Никто, однако, не мог понять, к кому эти слова относятся: то ли лично к самому Гюнтеру, то ли к его отцу. Некоторые говорили, что начальник коммандос всё-таки любил своего старика и тяжело переживает его смерть. Но в это мало кто верил.

* * *

– Невесёлая история, – сказал Игорь, наблюдая за тем, как Курт набивает трубочку очередной порцией табака.

– Гм, невесёлая! То, что я рассказал, лишь присказка – сказка будет впереди.

– Значит, дальше было ещё хлеще. Но вот скажите мне, Курт: что, Гюнтер и его команда так и продолжали жить рядом с вами в своих шалашах?

– Э-э, нет. Вскоре после смерти старого Вальтера они принесли со своего склада несколько пил, топоров и лопат и заставили нас строить для них новое жильё. Не шалаши, а настоящие бревенчатые дома с печным отоплением. Таким образом, в нескольких сотнях метров от Грюненсдорфа, на противоположном конце долины, вырос ещё один посёлок, или, по-другому, жилой комплекс. Коммандос назвали его Гросхауз. В жилом комплексе кроме домов были построены бани, амбары, погреба, и всё это было огорожено высоким прочным забором.

– А потом вы начали строить дома для себя…

– Ничего подобного. Когда возведение Гросхауза было закончено, топоры и лопаты у нас отобрали. Нам же сказали, мол, для вас вполне сгодятся и шалаши. Ну а голыми руками ничего лучшего построить мы не могли.

– Почему же вы сами не отыскали этот склад?
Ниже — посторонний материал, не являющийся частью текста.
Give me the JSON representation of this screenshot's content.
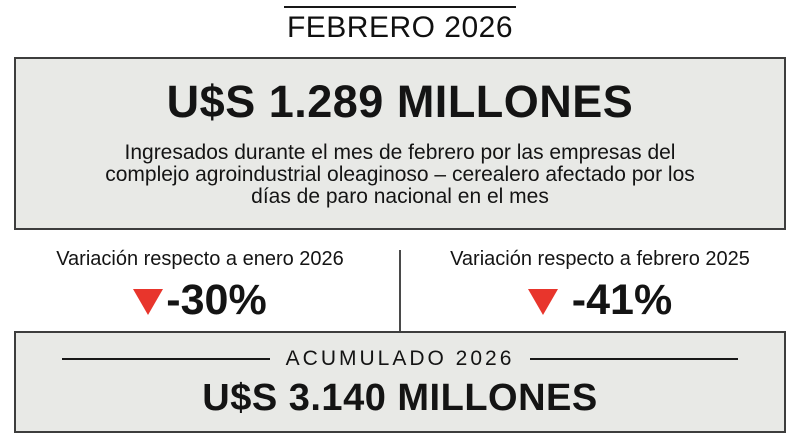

– Пробовали, не получилось. Как-то раз несколько мальчишек хотели проследить за коммандос. Их заметили и избили. Били ногами и прикладом винтовки. Одному мальчику сломали нос, другому – рёбра. Третьему отбили печень, и его еле выходили, отпаивая отварами черники и репешка.

– В следующий раз того, кто пойдёт за нами, – пристрелим, – пообещал Гюнтер.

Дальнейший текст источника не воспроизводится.